The Bath Fashion Museum knows it is essentially a museum of pretty dresses and you know what? They are ok with that. The Museum is currently showing an exhibition called ’50 Fabulous Frocks’ to celebrate the decades of fashion represented in their collection, and it’s one enormous room full of, you guessed it, mannequins in dresses. What really shone was the audio tour. Each dress was accompanied with a short audio clip which essentially ran: When/where/ how the dress was made in two sentences and another brief phrase or two about why the dress is interesting. Amazing! It shouldn’t be this novel, but the approach was so refreshing. Tell me what I need to know and something I might like to know in 30 seconds so I can actually process it. Genius! The commentary wasn’t dumbed down, it was just succinct and exactly what a non-specialist wanted to hear.

Getting into the spirit of things
Now I couldn’t review this museum without telling you they have ADULT DRESS-UP! You heard me, adult dress-up. A whole room dedicated to ‘Dress Like a Victorian’ with corsets, hoop skirts, top hats, bonnets, coats and dresses all for real-life adults. Hear this all you other museums who think dressing up is only for children, you are missing out on a hugely key audience. Adults want to have fun too! And have fun I did. Possibly too much fun.

Just when I thought I couldn't like the Fashion Museum any more, I came across their ‘Behind the Scenes’ displays.
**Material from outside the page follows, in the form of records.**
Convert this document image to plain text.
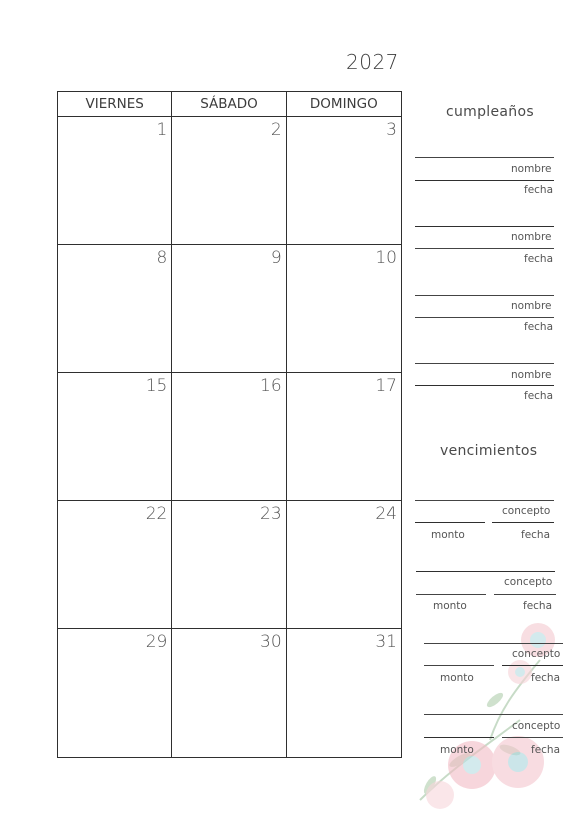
2027
VIERNES	SÁBADO	DOMINGO
1	2	3
8	9	10
15	16	17
22	23	24
29	30	31
cumpleaños
nombre
fecha
nombre
fecha
nombre
fecha
nombre
fecha
vencimientos
concepto
monto	fecha
concepto
monto	fecha
concepto
monto	fecha
concepto
monto	fecha
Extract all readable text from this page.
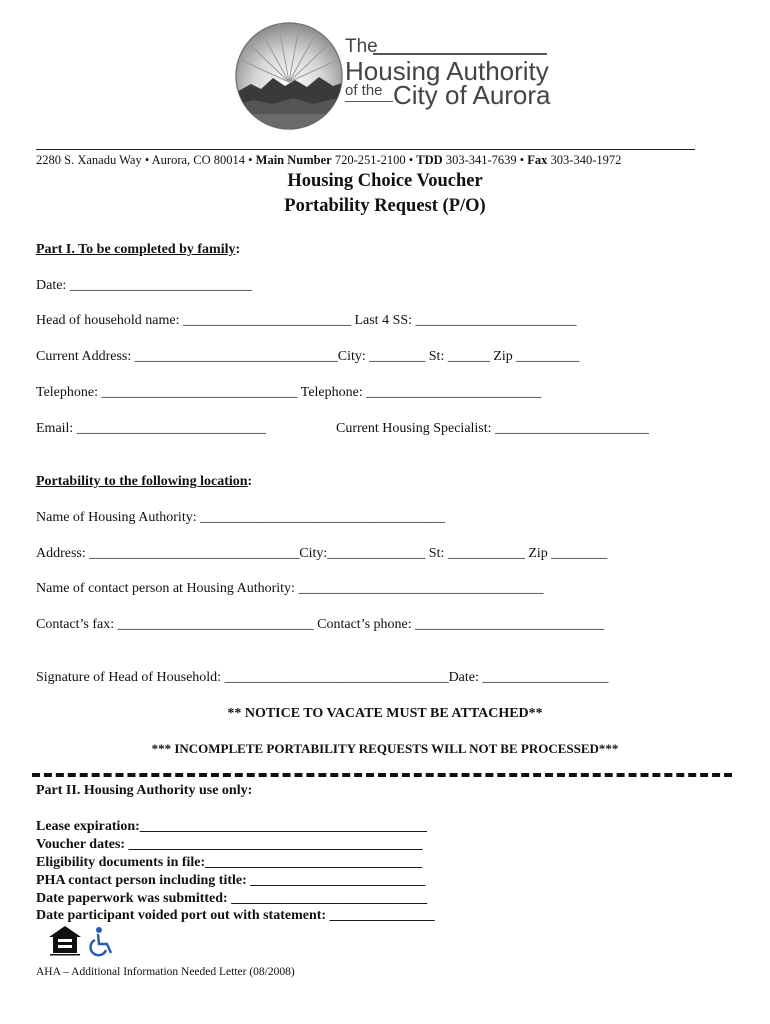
The
Housing Authority
of the City of Aurora
2280 S. Xanadu Way • Aurora, CO 80014 • Main Number 720-251-2100 • TDD 303-341-7639 • Fax 303-340-1972
Housing Choice Voucher
Portability Request (P/O)
Part I. To be completed by family:
Date: __________________________
Head of household name: ________________________ Last 4 SS: _______________________
Current Address: _____________________________City: ________ St: ______ Zip _________
Telephone: ____________________________ Telephone: _________________________
Email: ___________________________	Current Housing Specialist: ______________________
Portability to the following location:
Name of Housing Authority: ___________________________________
Address: ______________________________City:______________ St: ___________ Zip ________
Name of contact person at Housing Authority: ___________________________________
Contact’s fax: ____________________________ Contact’s phone: ___________________________
Signature of Head of Household: ________________________________Date: __________________
** NOTICE TO VACATE MUST BE ATTACHED**
*** INCOMPLETE PORTABILITY REQUESTS WILL NOT BE PROCESSED***
Part II. Housing Authority use only:
Lease expiration:_________________________________________
Voucher dates: __________________________________________
Eligibility documents in file:_______________________________
PHA contact person including title: _________________________
Date paperwork was submitted: ____________________________
Date participant voided port out with statement: _______________
AHA – Additional Information Needed Letter (08/2008)
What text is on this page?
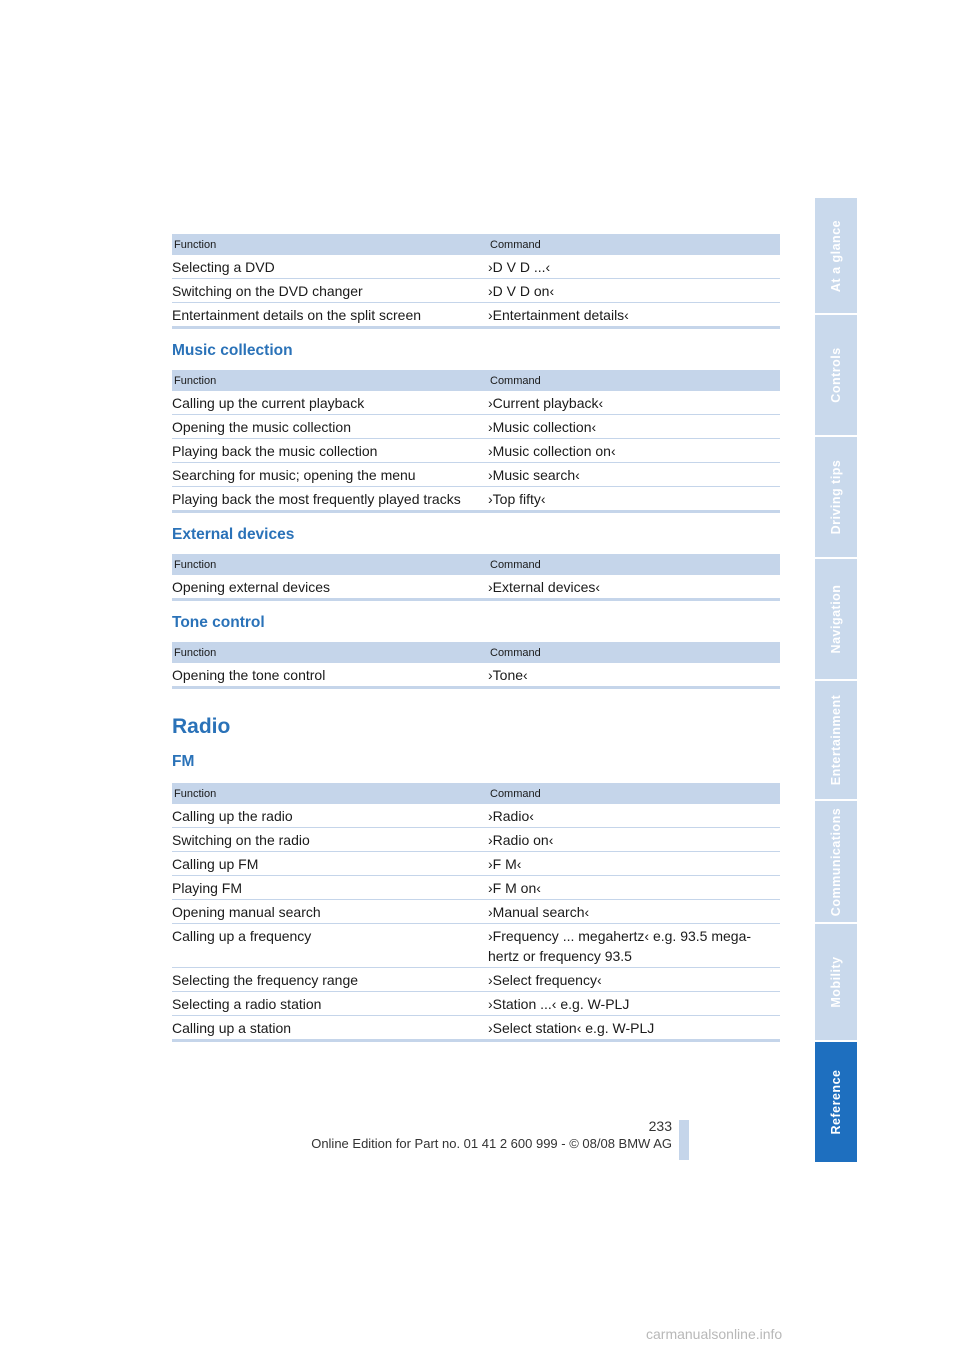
Function	Command
Selecting a DVD	›D V D ...‹
Switching on the DVD changer	›D V D on‹
Entertainment details on the split screen	›Entertainment details‹
Music collection
Function	Command
Calling up the current playback	›Current playback‹
Opening the music collection	›Music collection‹
Playing back the music collection	›Music collection on‹
Searching for music; opening the menu	›Music search‹
Playing back the most frequently played tracks	›Top fifty‹
External devices
Function	Command
Opening external devices	›External devices‹
Tone control
Function	Command
Opening the tone control	›Tone‹
Radio
FM
Function	Command
Calling up the radio	›Radio‹
Switching on the radio	›Radio on‹
Calling up FM	›F M‹
Playing FM	›F M on‹
Opening manual search	›Manual search‹
Calling up a frequency	›Frequency ... megahertz‹ e.g. 93.5 mega-hertz or frequency 93.5
Selecting the frequency range	›Select frequency‹
Selecting a radio station	›Station ...‹ e.g. W-PLJ
Calling up a station	›Select station‹ e.g. W-PLJ
At a glance
Controls
Driving tips
Navigation
Entertainment
Communications
Mobility
Reference
233
Online Edition for Part no. 01 41 2 600 999 - © 08/08 BMW AG
carmanualsonline.info
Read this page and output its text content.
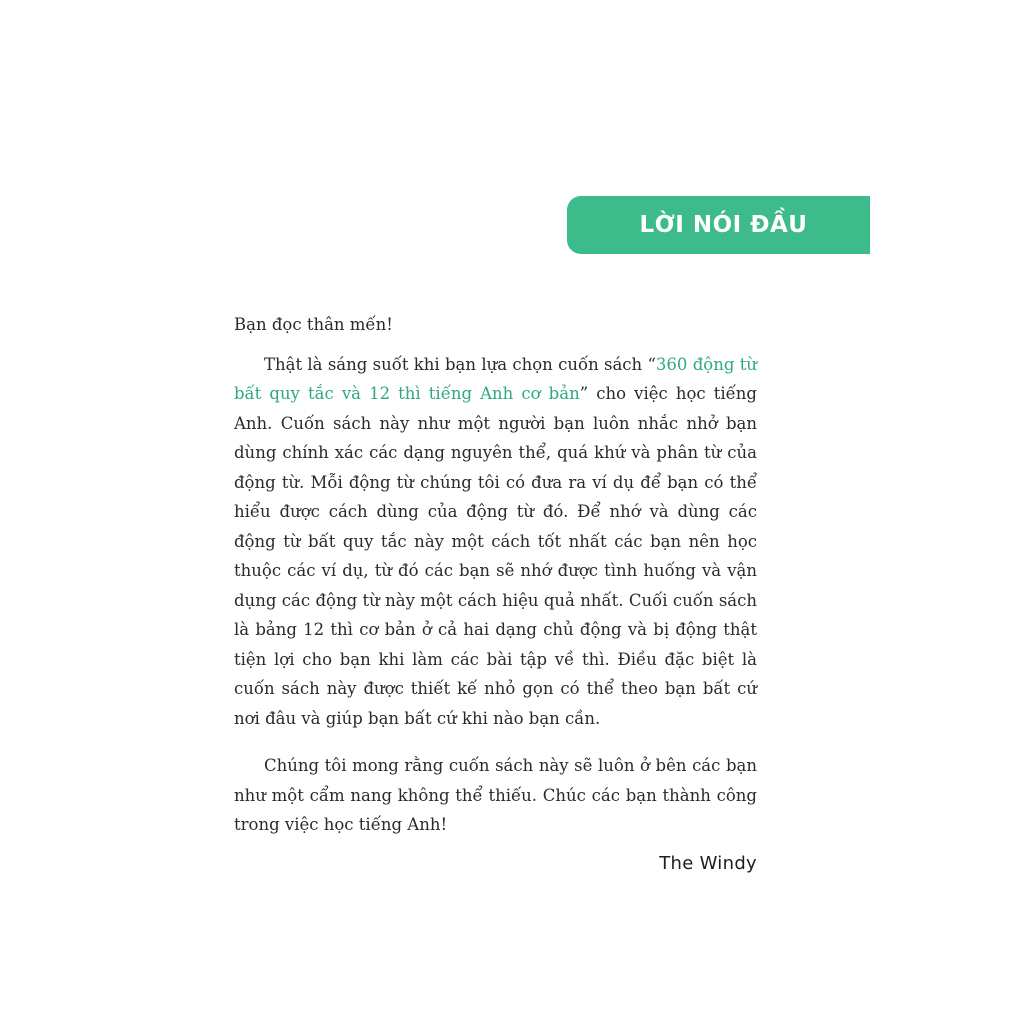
LỜI NÓI ĐẦU

Bạn đọc thân mến!

Thật là sáng suốt khi bạn lựa chọn cuốn sách “360 động từ bất quy tắc và 12 thì tiếng Anh cơ bản” cho việc học tiếng Anh. Cuốn sách này như một người bạn luôn nhắc nhở bạn dùng chính xác các dạng nguyên thể, quá khứ và phân từ của động từ. Mỗi động từ chúng tôi có đưa ra ví dụ để bạn có thể hiểu được cách dùng của động từ đó. Để nhớ và dùng các động từ bất quy tắc này một cách tốt nhất các bạn nên học thuộc các ví dụ, từ đó các bạn sẽ nhớ được tình huống và vận dụng các động từ này một cách hiệu quả nhất. Cuối cuốn sách là bảng 12 thì cơ bản ở cả hai dạng chủ động và bị động thật tiện lợi cho bạn khi làm các bài tập về thì. Điều đặc biệt là cuốn sách này được thiết kế nhỏ gọn có thể theo bạn bất cứ nơi đâu và giúp bạn bất cứ khi nào bạn cần.

Chúng tôi mong rằng cuốn sách này sẽ luôn ở bên các bạn như một cẩm nang không thể thiếu. Chúc các bạn thành công trong việc học tiếng Anh!

The Windy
Essentially they have converted their store rooms into open store displays organized by decades. Not only do the public get to have more access to the collections, but you get to physically see how delicate textile collections are stored. Plus (and this cannot be emphasized enough) it saves expensive space. Open storage is something that I think really adds so much to a visitors experience and it was great to see how it was done here.

Impeccable open stores

Essentially the Bath Fashion Museum took a die-hard cynic of textile museums (moi) and turned me into a twirling 10 year old, seduced by adult-size hoop skirts and a comprehensive audio tour. It may not be London, but the museums in Bath are on to something. 

The Fashion Museum at the Assembly Halls: Admission fees apply (unless you are a Museums Association member!)